- Allegedly denied pay for time spent logging in, proper OT rate
- Deal covering up to 18,000 or so U.S. workers gets initial nod
The workers also alleged they were paid overtime at an improper rate. The pact covers all current and former employees who held certain customer service representative positions at a Legacy T-Mobile call center in the U.S. and who either timely consented to join the March 2019 class and collective action lawsuit or worked in Colorado, Missouri, New Mexico, Oregon, or Washington state in one of the named positions between April 23, 2017, and the June 1 preliminary approval, the court said Tuesday.
Notice was sent to more than 18,000 such workers, according to the proposed settlement agreement filed with the U.S. District Court for the Western District of Washington May 18.
The suit was filed by Kristina Chetwood and two other employees under the Fair Labor Standards Act and various state laws, and is spearheaded by them and four other workers. The seven workers will serve as class representatives, the court said.
The court will hold a hearing on final approval of the settlement Oct. 22, Judge Robert S. Lasnik said.
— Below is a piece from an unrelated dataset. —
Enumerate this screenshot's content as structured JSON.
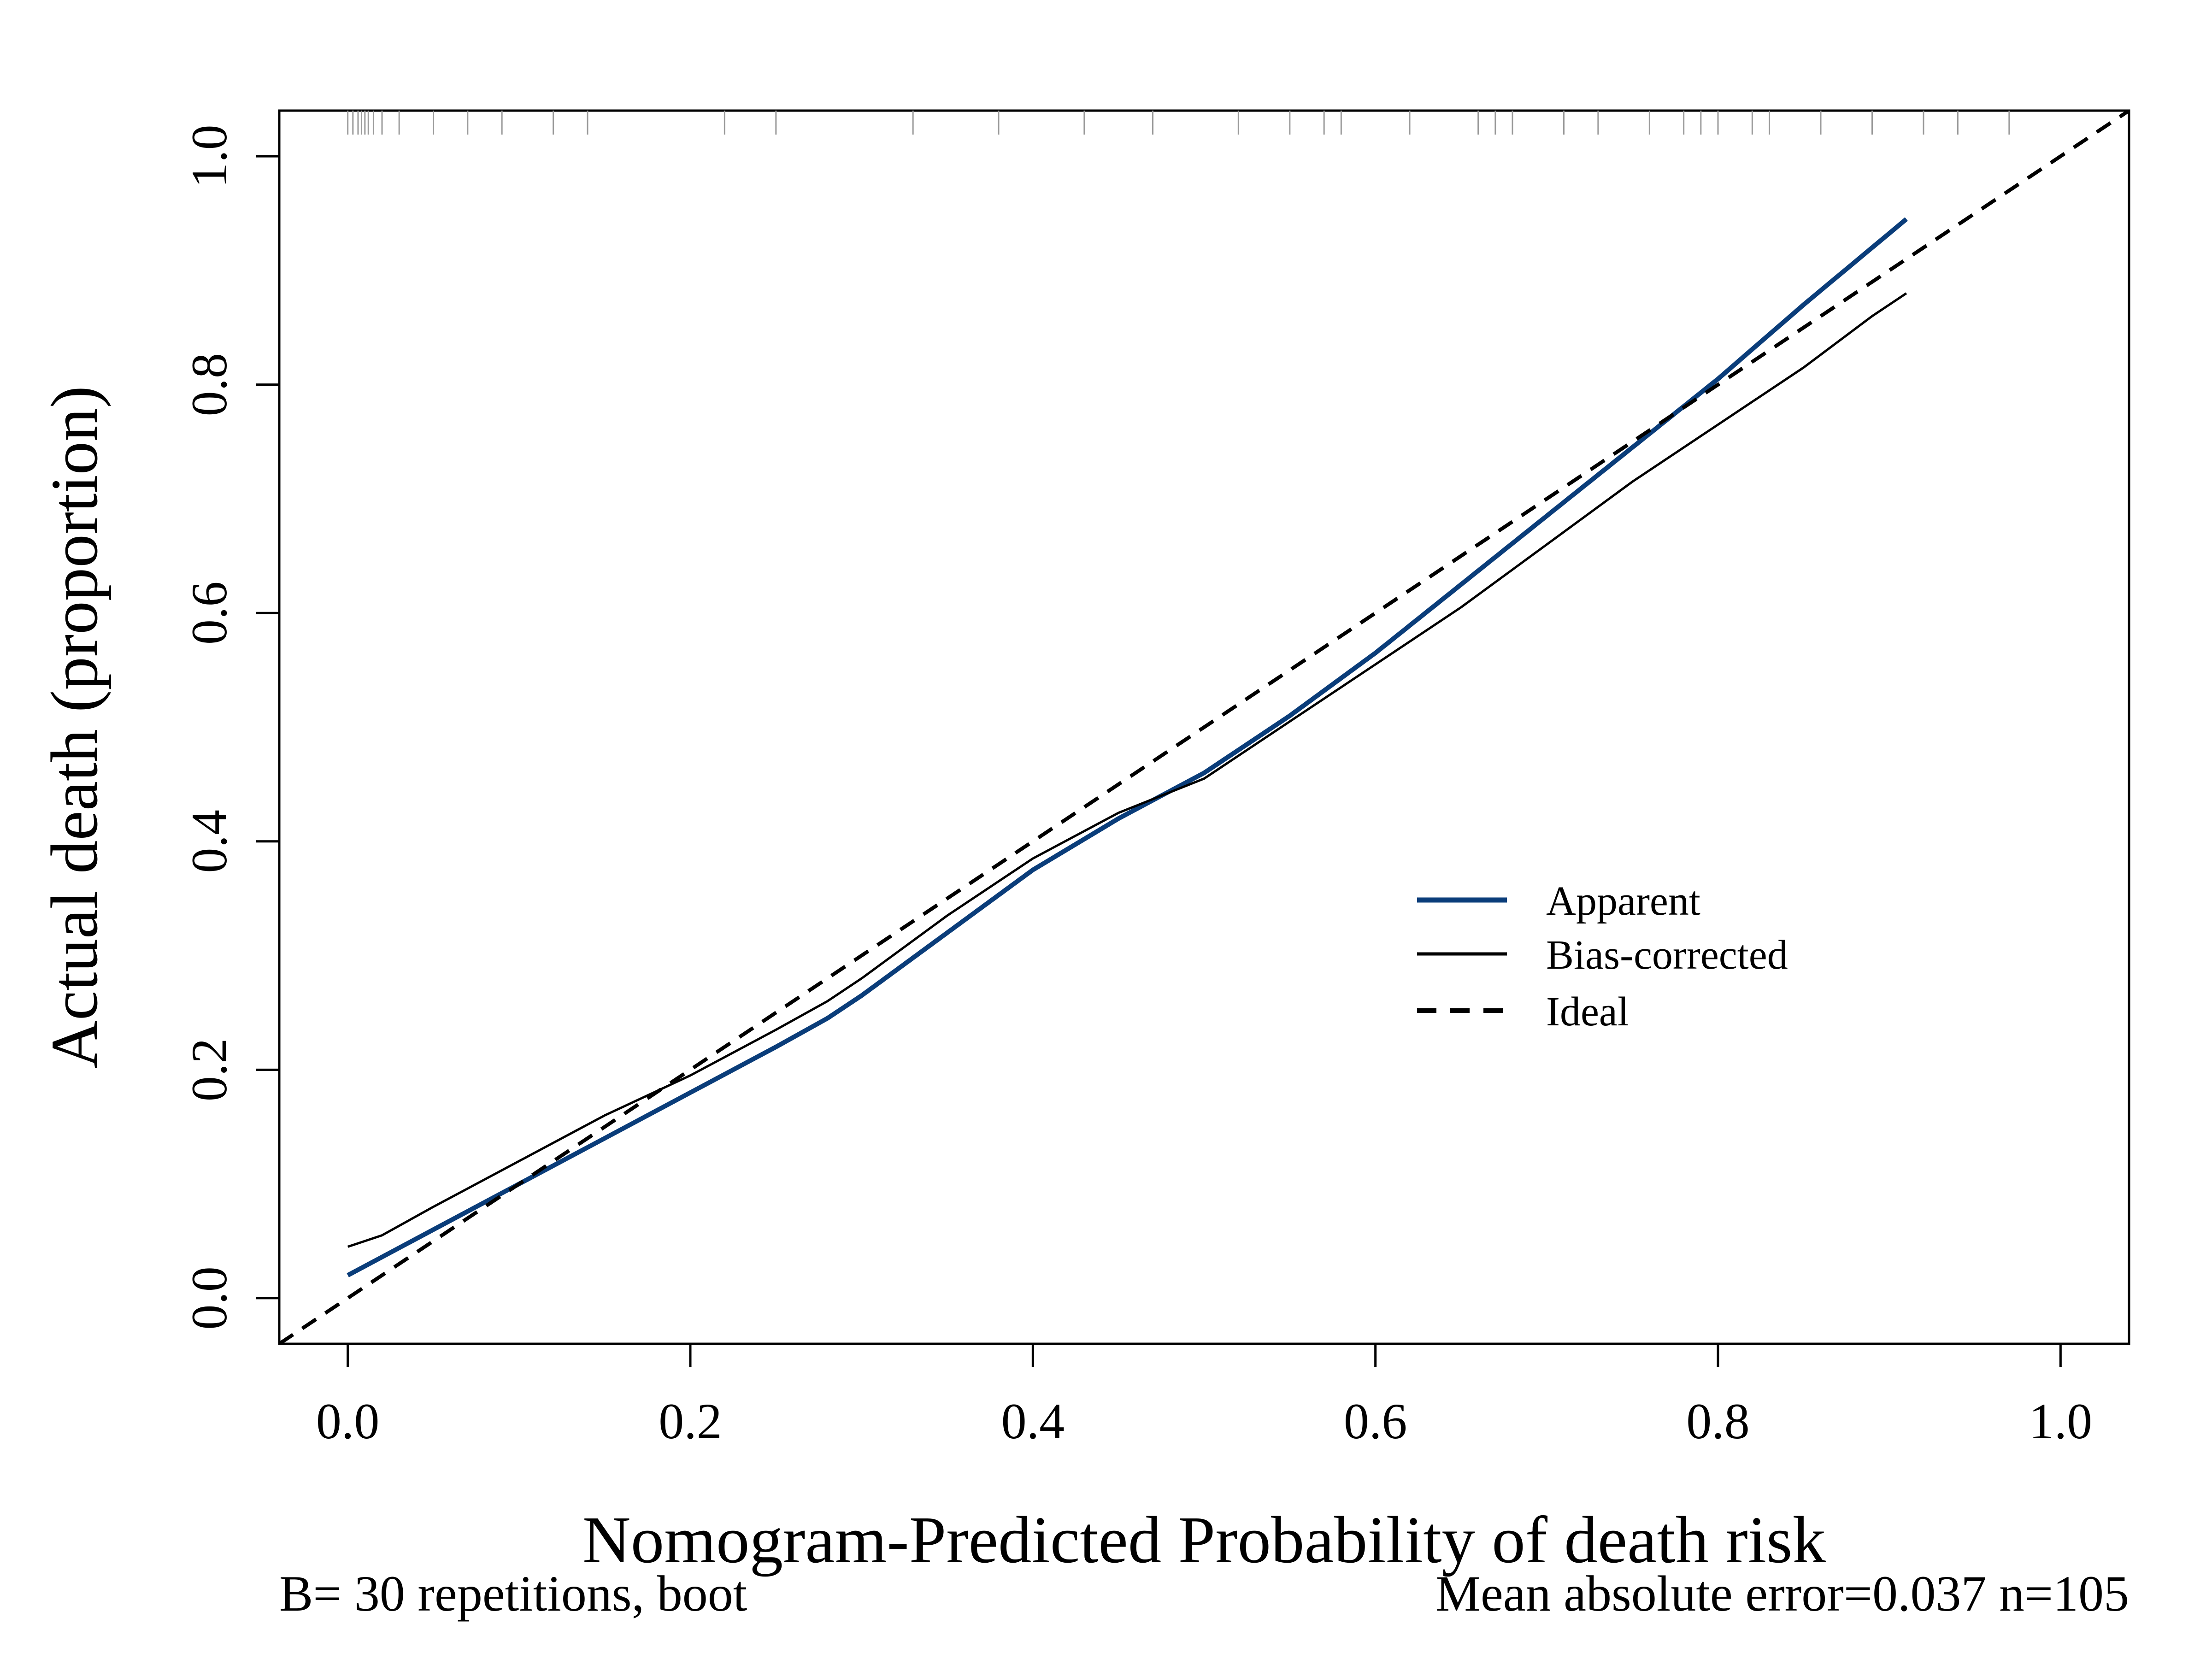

Class counsel must file a motion for attorneys’ fees and costs in advance of that hearing, he said.
Class counsel is entitled to up to one-third of the settlement fund, according to the settlement agreement.
The class representatives will split $20,000 as payment for their service to the class, in addition to their individual shares in the settlement fund, the agreement said.
T-Mobile doesn’t admit to liability on the suit’s allegations by agreeing to the settlement, the pact said.
Lasnik, in an April 7, 2020, ruling had conditionally certified the case as a nationwide collective action under the FLSA on the claims that the workers weren’t paid for off-the-clock work. But T-Mobile sufficiently refuted their allegations that it miscalculated their overtime pay, he said, declining to approve class status on those claims.
The settlement was reached with the “assistance of an experienced mediator” and “is within the range of reasonableness,” the judge said in his Tuesday order.
Sommers Schwartz PC and Schroeter Goldmark Bender represent the class. K&L Gates LLP represents T-Mobile.
The case is Chetwood v. T-Mobile USA Inc., 2021 BL 202968, W.D. Wash., No. 2:19-cv-00458, class settlement preliminarily approved 6/1/21.